New Features and Enhancements:

Client

  • Support for keyboard shortcuts to force policy update from the tray icon.
  • Ability to remotely and silently execute PGCaptureConfig.

Policy Editor

  • Added new Basic Admin token to provide greater control over which privileges are granted when targeting rules at actions.
  • The new Basic Admin token does not provide the following privileges: SeDebugPrivilege, SeLoadDriverPrivilege. For actions where those privileges are needed, such as installers using MSIexec, then the Full Admin token should be selected instead.

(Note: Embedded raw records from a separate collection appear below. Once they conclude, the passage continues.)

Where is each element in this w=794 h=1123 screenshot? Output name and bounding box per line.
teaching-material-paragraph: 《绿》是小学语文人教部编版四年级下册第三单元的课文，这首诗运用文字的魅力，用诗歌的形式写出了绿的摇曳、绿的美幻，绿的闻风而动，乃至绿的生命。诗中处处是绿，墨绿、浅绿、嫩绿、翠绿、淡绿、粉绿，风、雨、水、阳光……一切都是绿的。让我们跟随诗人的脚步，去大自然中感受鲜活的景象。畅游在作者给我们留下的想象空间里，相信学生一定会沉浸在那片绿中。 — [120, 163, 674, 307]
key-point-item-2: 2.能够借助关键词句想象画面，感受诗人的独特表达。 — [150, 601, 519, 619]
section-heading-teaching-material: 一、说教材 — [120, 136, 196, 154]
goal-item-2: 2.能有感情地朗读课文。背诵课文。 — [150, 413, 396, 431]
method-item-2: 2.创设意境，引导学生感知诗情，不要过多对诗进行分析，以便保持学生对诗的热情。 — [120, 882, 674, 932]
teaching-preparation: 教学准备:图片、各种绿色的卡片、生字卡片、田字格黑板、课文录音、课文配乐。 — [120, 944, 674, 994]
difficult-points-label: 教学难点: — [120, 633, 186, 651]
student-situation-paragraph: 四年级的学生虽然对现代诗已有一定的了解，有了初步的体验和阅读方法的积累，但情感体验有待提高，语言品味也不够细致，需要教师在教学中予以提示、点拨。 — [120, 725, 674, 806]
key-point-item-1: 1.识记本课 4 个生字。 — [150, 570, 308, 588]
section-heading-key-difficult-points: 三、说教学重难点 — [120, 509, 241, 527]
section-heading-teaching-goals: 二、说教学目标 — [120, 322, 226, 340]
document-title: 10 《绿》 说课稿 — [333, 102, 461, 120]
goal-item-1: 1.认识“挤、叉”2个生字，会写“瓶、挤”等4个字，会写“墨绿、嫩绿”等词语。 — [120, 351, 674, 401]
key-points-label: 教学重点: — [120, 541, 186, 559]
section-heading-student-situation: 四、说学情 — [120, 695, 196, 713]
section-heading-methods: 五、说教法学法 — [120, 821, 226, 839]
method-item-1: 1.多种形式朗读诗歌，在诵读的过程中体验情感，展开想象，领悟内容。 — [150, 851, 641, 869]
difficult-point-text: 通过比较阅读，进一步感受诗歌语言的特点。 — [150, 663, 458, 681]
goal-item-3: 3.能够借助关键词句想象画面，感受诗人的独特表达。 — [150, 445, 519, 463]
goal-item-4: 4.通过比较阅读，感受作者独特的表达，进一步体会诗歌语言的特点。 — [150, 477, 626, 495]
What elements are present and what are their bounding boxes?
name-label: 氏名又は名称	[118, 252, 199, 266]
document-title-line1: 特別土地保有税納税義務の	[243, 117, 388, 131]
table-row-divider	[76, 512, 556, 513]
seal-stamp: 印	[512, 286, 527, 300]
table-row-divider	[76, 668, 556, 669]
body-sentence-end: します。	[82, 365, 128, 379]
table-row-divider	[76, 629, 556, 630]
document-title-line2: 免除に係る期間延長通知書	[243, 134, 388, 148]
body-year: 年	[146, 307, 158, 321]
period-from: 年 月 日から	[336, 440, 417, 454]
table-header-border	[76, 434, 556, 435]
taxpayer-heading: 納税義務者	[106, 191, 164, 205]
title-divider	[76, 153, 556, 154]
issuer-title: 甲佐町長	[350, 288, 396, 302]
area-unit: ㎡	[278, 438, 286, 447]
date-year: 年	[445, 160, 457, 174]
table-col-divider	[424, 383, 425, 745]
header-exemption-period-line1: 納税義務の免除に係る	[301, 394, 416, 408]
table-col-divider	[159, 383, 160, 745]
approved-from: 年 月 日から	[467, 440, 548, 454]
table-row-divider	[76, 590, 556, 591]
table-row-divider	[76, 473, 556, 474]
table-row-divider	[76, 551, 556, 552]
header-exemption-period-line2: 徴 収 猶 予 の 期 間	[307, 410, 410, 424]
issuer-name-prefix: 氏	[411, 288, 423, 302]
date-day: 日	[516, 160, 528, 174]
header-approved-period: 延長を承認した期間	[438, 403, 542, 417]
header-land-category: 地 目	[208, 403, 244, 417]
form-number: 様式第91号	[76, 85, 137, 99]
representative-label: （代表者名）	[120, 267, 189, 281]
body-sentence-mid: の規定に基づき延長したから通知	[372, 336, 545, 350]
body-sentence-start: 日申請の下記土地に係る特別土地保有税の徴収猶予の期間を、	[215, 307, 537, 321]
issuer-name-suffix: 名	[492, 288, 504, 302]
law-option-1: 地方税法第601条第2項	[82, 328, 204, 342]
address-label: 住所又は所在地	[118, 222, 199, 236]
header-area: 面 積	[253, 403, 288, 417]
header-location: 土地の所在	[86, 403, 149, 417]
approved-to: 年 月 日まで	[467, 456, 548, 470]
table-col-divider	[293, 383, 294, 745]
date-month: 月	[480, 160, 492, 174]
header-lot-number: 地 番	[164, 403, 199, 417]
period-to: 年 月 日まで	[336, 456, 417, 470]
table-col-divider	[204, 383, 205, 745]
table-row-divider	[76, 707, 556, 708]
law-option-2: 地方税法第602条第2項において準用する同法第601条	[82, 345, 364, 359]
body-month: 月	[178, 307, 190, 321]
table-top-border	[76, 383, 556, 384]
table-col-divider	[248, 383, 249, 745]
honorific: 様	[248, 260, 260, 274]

    For more information, please see KB0016757 .

Issues Resolved:

  • Resolved issue in which authorization or challenge response prompts resulted in incorrect error messages.
  • Resolved issue in which languages set up in On-Demand Rules > Configure Languages defaulted to English if English was present in the list.
  • Resolved issue in which the Defendpoint service crashed intermittently.
  • Resolved issue in which apps were unable to be run as a Password Safe domain user.
  • Resolved issue in which Privilege Management Reporting did not report on Smart Card Authorizing User when using the option "Run As Authorizing User = Yes".
  • Resolved issue with an MSIEXEC filter in an application, which was doing the opposite of the setting.
  • Resolved PKI authentication issue that caused Specified login session does not exist error.
  • Resolved issue in which some remote PowerShell commands and WMI did not work.
  • Resolved issue in which elevating applications with an admin account using smart card authentication did not display application.
  • Resolved issue in which launching dsa.msc as a designating user with smart card authentication caused mmc.exe to fault.
  • Resolved issue in which Endpoint Privilege Management Reporting did not report on Smart Card with Run As Authorizing User.

Compatibility:

  • Privilege Management Policy Editor 22.3 (recommended), 5.6+
  • Privilege Management ePO Extension 21.2 (recommended), 5.2+
  • Privilege Management Console Windows Adapter 22.3 (recommended), 21.1
  • BeyondInsight/Password Safe 22.1 (recommended), 7.2
  • McAfee Agent 5.7 (recommended), 5.6+
  • McAfee ePO Server 5.10 (recommended), 5.9

Starting with Endpoint Privilege Management for Windows 22.1, release versions will be aligned with Endpoint Privilege Management Cloud to maintain a consistent experience.

Supported Operating Systems:

  • Windows 11
    • 21H2
  • Windows 10
    • 21H2
    • 21H1
    • 20H2
    • 1909
    • LTSB 2015
    • LTSB 2016
    • LTSC 2019
  • Windows 8 / 8.1
  • Windows 7
  • Server
    • 2022
    • 2019
    • 2016
    • 2012R2
    • 2012

For more information about compatibility, please see Privilege Management for Windows and Mac: Supported Versions and Operating System Compatibility.

Notes:

  • BeyondTrust will be ending support for all new versions of Privilege Management for Windows on Windows 7, effective on our next release so that we can concentrate on providing the best possible protection on supported versions of Windows10 and 11. If you have any concerns about this course of action please get in touch via your usual contact.
  • In version 22.3, the DiagnosticsCLI.exe has been renamed to EndpointUtility.exe as we prepare for expanding the capability of the tool. If you have any custom scripts or shortcuts that reference DiagnosticsCLI.exe, these will need to be updated to the new name.
  • Endpoint Privilege Management for Windows 22.3 supports upgrades from Endpoint Privilege Management for Windows 5.2+.